I realized I never posted a complete shot of this one from a couple weeks ago. It was fun to work with a client who really pushed me to explore a new design language. They wanted the form of a Japanese altar table, but not something that looked like an antique. I love challenges like that.
I'm not one for live edges in my work, but I'm down to hang a good one on the wall.
Pop quiz, hotshots: this commission is a reproduction of an entryway table from what 90s sitcom? (You don't get to guess if (a) this is your table or (2) I've told the answer already.)
I shall call this joint "The Blank Stare." Sometimes, as a custom maker, I'm tasked not with building my own designs, but figuring how to build another design best - which is a good exercise in itself. I wanted to maximize long-grain glue surfaces here and use as much width as I could on the top of the leg. It came out surprisingly rigid. It really is the variety of challenges that I like best in this work.
Easy as that.
Narrator: It wasn't as easy as that.
Milling today. And, gosh, I love this machine.

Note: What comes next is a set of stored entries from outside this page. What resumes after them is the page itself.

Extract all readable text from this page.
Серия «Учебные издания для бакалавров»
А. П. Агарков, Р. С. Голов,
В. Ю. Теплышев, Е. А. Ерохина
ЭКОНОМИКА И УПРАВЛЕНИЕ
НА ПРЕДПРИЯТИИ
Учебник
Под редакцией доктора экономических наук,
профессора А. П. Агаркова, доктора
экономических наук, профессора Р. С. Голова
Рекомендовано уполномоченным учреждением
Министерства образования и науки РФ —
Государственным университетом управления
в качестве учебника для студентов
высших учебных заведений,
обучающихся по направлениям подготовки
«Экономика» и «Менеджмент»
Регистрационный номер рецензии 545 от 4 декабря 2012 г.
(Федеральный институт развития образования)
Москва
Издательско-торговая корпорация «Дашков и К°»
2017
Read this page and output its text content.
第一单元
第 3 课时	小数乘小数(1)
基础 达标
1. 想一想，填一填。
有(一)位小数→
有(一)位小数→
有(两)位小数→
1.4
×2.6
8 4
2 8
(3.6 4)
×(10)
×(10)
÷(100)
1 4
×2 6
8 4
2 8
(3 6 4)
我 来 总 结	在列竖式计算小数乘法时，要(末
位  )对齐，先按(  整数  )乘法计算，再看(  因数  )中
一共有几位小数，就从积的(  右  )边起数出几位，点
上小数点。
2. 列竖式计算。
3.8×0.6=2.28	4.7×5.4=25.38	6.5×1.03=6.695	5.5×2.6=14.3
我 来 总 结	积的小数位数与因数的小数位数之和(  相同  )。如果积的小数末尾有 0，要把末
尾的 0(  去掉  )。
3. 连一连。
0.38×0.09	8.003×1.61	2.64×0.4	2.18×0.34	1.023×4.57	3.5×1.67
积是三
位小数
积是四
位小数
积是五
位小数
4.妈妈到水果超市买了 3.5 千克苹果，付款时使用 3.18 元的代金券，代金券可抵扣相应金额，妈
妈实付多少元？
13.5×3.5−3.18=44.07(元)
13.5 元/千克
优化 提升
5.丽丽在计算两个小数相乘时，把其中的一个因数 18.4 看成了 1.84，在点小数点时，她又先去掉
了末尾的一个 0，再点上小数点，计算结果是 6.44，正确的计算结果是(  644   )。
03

I'm teaching a little intro to handplanes/sharpening class tomorrow and figured I'd bring along my oilstones, which I don't use so much these days. This is the lid of my oilstone box from school. I did all this "chip carving" with my 1" chisel before I really knew what I was doing. Lance was happy to educate me, after a little chuckle. I still like this one though.
Lush: a word the client threw out during the design phase.